GAIA: Measuring Real-World Reasoning and Tool Use
GAIA is a benchmark that tests whether AI systems can solve complex real-world tasks using reasoning and external tools. Leni achieved a 77.0% score on GAIA according to its benchmark page. This score is relevant to finance because analysts frequently need to:
- Gather information from multiple sources
- Reconcile conflicting data
- Perform multi-step calculations
- Produce well-supported conclusions
When comparing OpenAI Deep Research vs Leni, the GAIA benchmark helps show which platform performs better on multi-step research and reasoning tasks.
DRACO: Evaluating Deep Research Quality
DRACO measures the quality of long-form research produced by AI systems. Leni scored 71.6% on DRACO. This benchmark reflects how well an AI can synthesize large amounts of information into coherent, useful analysis.
For investment professionals, that translates into better market studies, company research, and investment memos.
What These Benchmark Results Mean for Finance Professionals
The benchmark scores highlight four strengths that matter in day-to-day finance work:
- Accurate Spreadsheet Handling: Strong SpreadsheetBench performance suggests dependable spreadsheet task execution.
- Better Research Quality: High DRACO scores indicate stronger synthesis and analytical reporting.
- Reliable Reasoning: GAIA tests the multi-step reasoning analysts use every day.

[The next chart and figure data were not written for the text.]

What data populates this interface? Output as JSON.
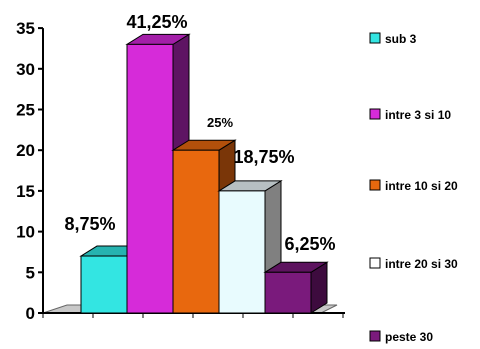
{
  "chart_data": {
    "type": "bar",
    "categories": [
      "sub 3",
      "intre 3 si 10",
      "intre 10 si 20",
      "intre 20 si 30",
      "peste 30"
    ],
    "values": [
      7,
      33,
      20,
      15,
      5
    ],
    "data_labels": [
      "8,75%",
      "41,25%",
      "25%",
      "18,75%",
      "6,25%"
    ],
    "y_ticks": [
      "0",
      "5",
      "10",
      "15",
      "20",
      "25",
      "30",
      "35"
    ],
    "ylim": [
      0,
      35
    ],
    "legend_placement": "right",
    "style": "3d-columns",
    "colors": {
      "front": [
        "#33e5e2",
        "#d62bd9",
        "#e8680e",
        "#e8fbfe",
        "#7a1a7c"
      ],
      "side": [
        "#1d7c7a",
        "#5e1463",
        "#7a3608",
        "#808080",
        "#3d0b3e"
      ],
      "top": [
        "#26b3b0",
        "#a31fa8",
        "#b2500b",
        "#b7bfc2",
        "#5d135f"
      ],
      "legend": [
        "#33e5e2",
        "#d62bd9",
        "#e8680e",
        "#ffffff",
        "#7a1a7c"
      ]
    }
  }
}
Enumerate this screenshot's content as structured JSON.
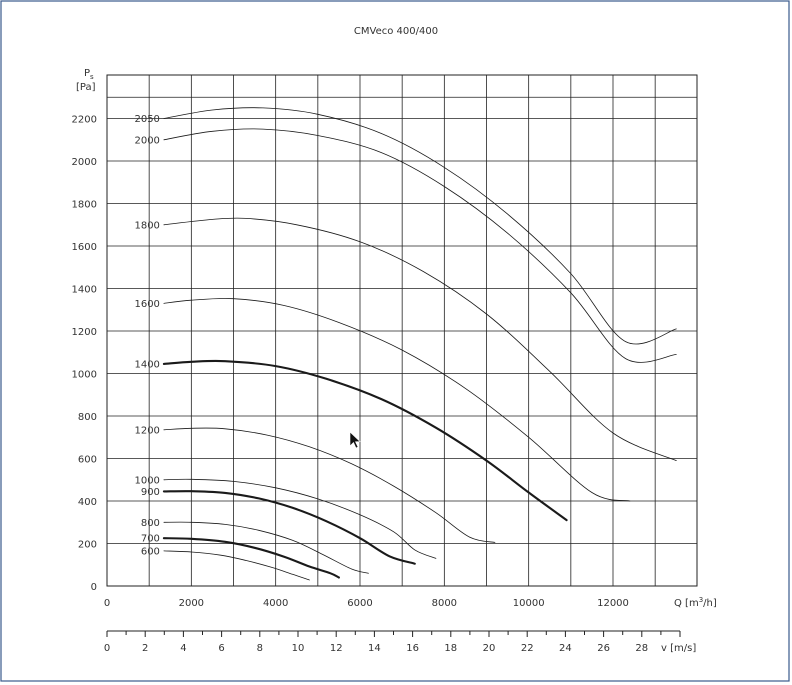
{
  "chart_data": {
    "type": "line",
    "title": "CMVeco 400/400",
    "ylabel_main": "P",
    "ylabel_sub": "s",
    "ylabel_unit": "[Pa]",
    "xlabel": "Q [m³/h]",
    "xlabel_prefix": "Q [m",
    "xlabel_sup": "3",
    "xlabel_suffix": "/h]",
    "x2label": "v [m/s]",
    "xlim": [
      0,
      13500
    ],
    "ylim": [
      0,
      2200
    ],
    "x_ticks": [
      "0",
      "2000",
      "4000",
      "6000",
      "8000",
      "10000",
      "12000"
    ],
    "y_ticks": [
      "0",
      "200",
      "400",
      "600",
      "800",
      "1000",
      "1200",
      "1400",
      "1600",
      "1800",
      "2000",
      "2200"
    ],
    "x2_ticks": [
      "0",
      "2",
      "4",
      "6",
      "8",
      "10",
      "12",
      "14",
      "16",
      "18",
      "20",
      "22",
      "24",
      "26",
      "28"
    ],
    "grid": true,
    "colors": {
      "curve": "#1a1a1a",
      "grid": "#222222",
      "frame": "#3a5a8c"
    },
    "series": [
      {
        "name": "2050",
        "bold": false,
        "points": [
          [
            1350,
            2200
          ],
          [
            2500,
            2240
          ],
          [
            3700,
            2250
          ],
          [
            5000,
            2220
          ],
          [
            6500,
            2130
          ],
          [
            8000,
            1970
          ],
          [
            9500,
            1750
          ],
          [
            11000,
            1470
          ],
          [
            12300,
            1150
          ],
          [
            13500,
            1210
          ]
        ]
      },
      {
        "name": "2000",
        "bold": false,
        "points": [
          [
            1350,
            2100
          ],
          [
            2500,
            2140
          ],
          [
            3700,
            2150
          ],
          [
            5000,
            2120
          ],
          [
            6500,
            2040
          ],
          [
            8000,
            1880
          ],
          [
            9500,
            1660
          ],
          [
            11000,
            1380
          ],
          [
            12300,
            1070
          ],
          [
            13500,
            1090
          ]
        ]
      },
      {
        "name": "1800",
        "bold": false,
        "points": [
          [
            1350,
            1700
          ],
          [
            2500,
            1725
          ],
          [
            3300,
            1730
          ],
          [
            4500,
            1700
          ],
          [
            6000,
            1620
          ],
          [
            7500,
            1480
          ],
          [
            9000,
            1280
          ],
          [
            10500,
            1010
          ],
          [
            12000,
            720
          ],
          [
            13500,
            590
          ]
        ]
      },
      {
        "name": "1600",
        "bold": false,
        "points": [
          [
            1350,
            1330
          ],
          [
            2000,
            1345
          ],
          [
            3000,
            1352
          ],
          [
            4200,
            1320
          ],
          [
            5500,
            1240
          ],
          [
            7000,
            1110
          ],
          [
            8500,
            930
          ],
          [
            10000,
            700
          ],
          [
            11500,
            440
          ],
          [
            12400,
            400
          ]
        ]
      },
      {
        "name": "1400",
        "bold": true,
        "points": [
          [
            1350,
            1045
          ],
          [
            2000,
            1055
          ],
          [
            2800,
            1058
          ],
          [
            4000,
            1035
          ],
          [
            5200,
            975
          ],
          [
            6500,
            880
          ],
          [
            7800,
            745
          ],
          [
            9000,
            590
          ],
          [
            10000,
            440
          ],
          [
            10900,
            310
          ]
        ]
      },
      {
        "name": "1200",
        "bold": false,
        "points": [
          [
            1350,
            735
          ],
          [
            2000,
            742
          ],
          [
            2800,
            740
          ],
          [
            3800,
            710
          ],
          [
            4800,
            655
          ],
          [
            5800,
            575
          ],
          [
            6800,
            470
          ],
          [
            7800,
            345
          ],
          [
            8600,
            230
          ],
          [
            9200,
            205
          ]
        ]
      },
      {
        "name": "1000",
        "bold": false,
        "points": [
          [
            1350,
            500
          ],
          [
            2000,
            502
          ],
          [
            3000,
            492
          ],
          [
            4000,
            462
          ],
          [
            5000,
            410
          ],
          [
            6000,
            335
          ],
          [
            6800,
            255
          ],
          [
            7300,
            170
          ],
          [
            7800,
            130
          ]
        ]
      },
      {
        "name": "900",
        "bold": true,
        "points": [
          [
            1350,
            445
          ],
          [
            2000,
            446
          ],
          [
            2800,
            438
          ],
          [
            3600,
            412
          ],
          [
            4400,
            368
          ],
          [
            5200,
            305
          ],
          [
            6000,
            225
          ],
          [
            6700,
            140
          ],
          [
            7300,
            105
          ]
        ]
      },
      {
        "name": "800",
        "bold": false,
        "points": [
          [
            1350,
            300
          ],
          [
            2000,
            300
          ],
          [
            2800,
            290
          ],
          [
            3600,
            262
          ],
          [
            4400,
            215
          ],
          [
            5100,
            150
          ],
          [
            5800,
            80
          ],
          [
            6200,
            60
          ]
        ]
      },
      {
        "name": "700",
        "bold": true,
        "points": [
          [
            1350,
            225
          ],
          [
            2000,
            222
          ],
          [
            2800,
            208
          ],
          [
            3500,
            180
          ],
          [
            4200,
            138
          ],
          [
            4800,
            92
          ],
          [
            5300,
            60
          ],
          [
            5500,
            40
          ]
        ]
      },
      {
        "name": "600",
        "bold": false,
        "points": [
          [
            1350,
            165
          ],
          [
            2000,
            160
          ],
          [
            2700,
            145
          ],
          [
            3300,
            120
          ],
          [
            3900,
            88
          ],
          [
            4400,
            55
          ],
          [
            4800,
            28
          ]
        ]
      }
    ]
  }
}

- Lower Hallucination Risk: BullshitBench v2 measures whether the AI rejects unsupported assumptions.
These capabilities are especially valuable in commercial real estate, where errors in assumptions or formulas can materially affect valuation and underwriting outcomes.
How Leni Supports Real Financial Workflows
Benchmark comparisons are very meaningful when they reflect what analysts do each day. Leni positions itself as an AI platform that helps professionals move from raw files to deliverables that are decision-ready deliverables.

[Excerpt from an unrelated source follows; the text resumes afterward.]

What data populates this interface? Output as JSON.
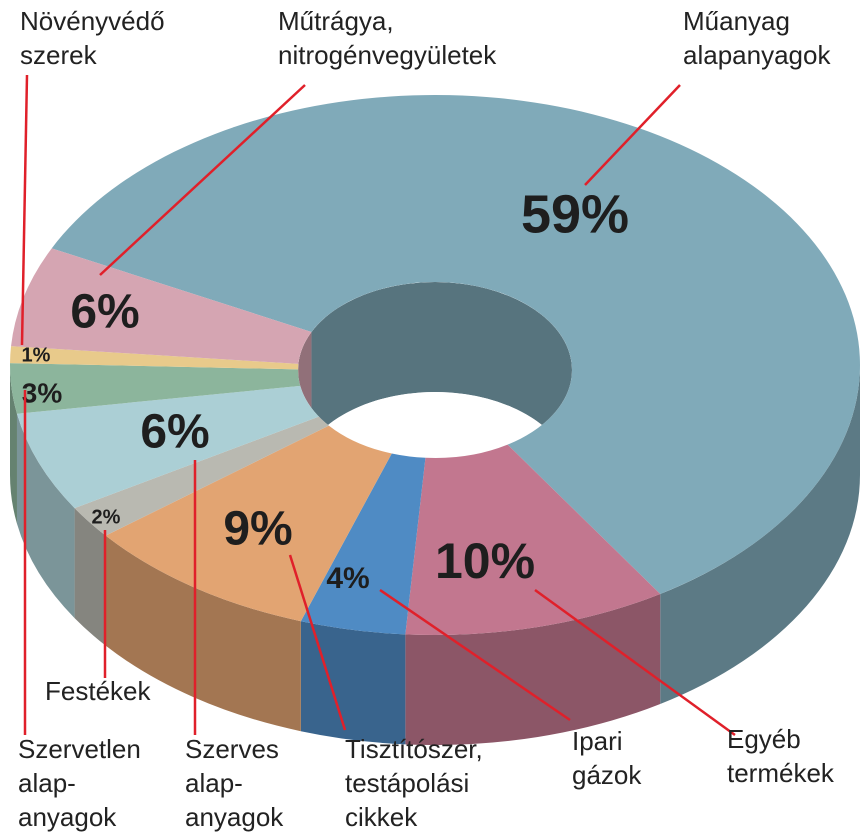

Users can upload spreadsheets, PDFs, and operational documents and ask Leni to build underwriting models. Besides, they can also use Leni to generate market studies, draft investment committee memos, and so on. The platform is built to work with multiple steps and produce a desired output rather than needing constant back-and-forth prompting.
Leni also highlights verifiable outputs with source links and structured reasoning, which can reduce the time analysts spend checking AI-generated work. For finance professionals comparing Leni vs Manus, Genspark, and OpenAI Deep Research, this focus on completed, audit-friendly deliverables may be as important as benchmark scores themselves.
Which AI Agent Is Best for Finance?
The answer depends on your priorities.
Choose Manus, Genspark, or OpenAI Deep Research if you need a broad-purpose AI research assistant.
Choose Leni if you need a specialized platform built for financial analysis and commercial real estate workflows. The benchmark data suggest that Leni handles spreadsheet modeling, data reconciliation, and research workflows more reliably than broader AI agents designed for general use cases.
For teams that value source-linked outputs, industry integrations, and decision-ready deliverables, Leni’s specialized approach is especially compelling.
Conclusion
Benchmark scores are only useful when they reflect real work. For professionals comparing Leni vs Manus, Genspark, and OpenAI Deep Research, Leni’s benchmark performance stands out because it focuses on the core requirements of financial analysis – spreadsheet accuracy, deep research quality, reasoning, and reliability.
The latest Leni benchmark results suggest that specialized AI tools may provide more dependable support than general-purpose agents when the task involves financial modeling, underwriting, or investment research.
If your work depends on accurate numbers and well-supported analysis, benchmark-tested specialization may matter more than broad AI versatility.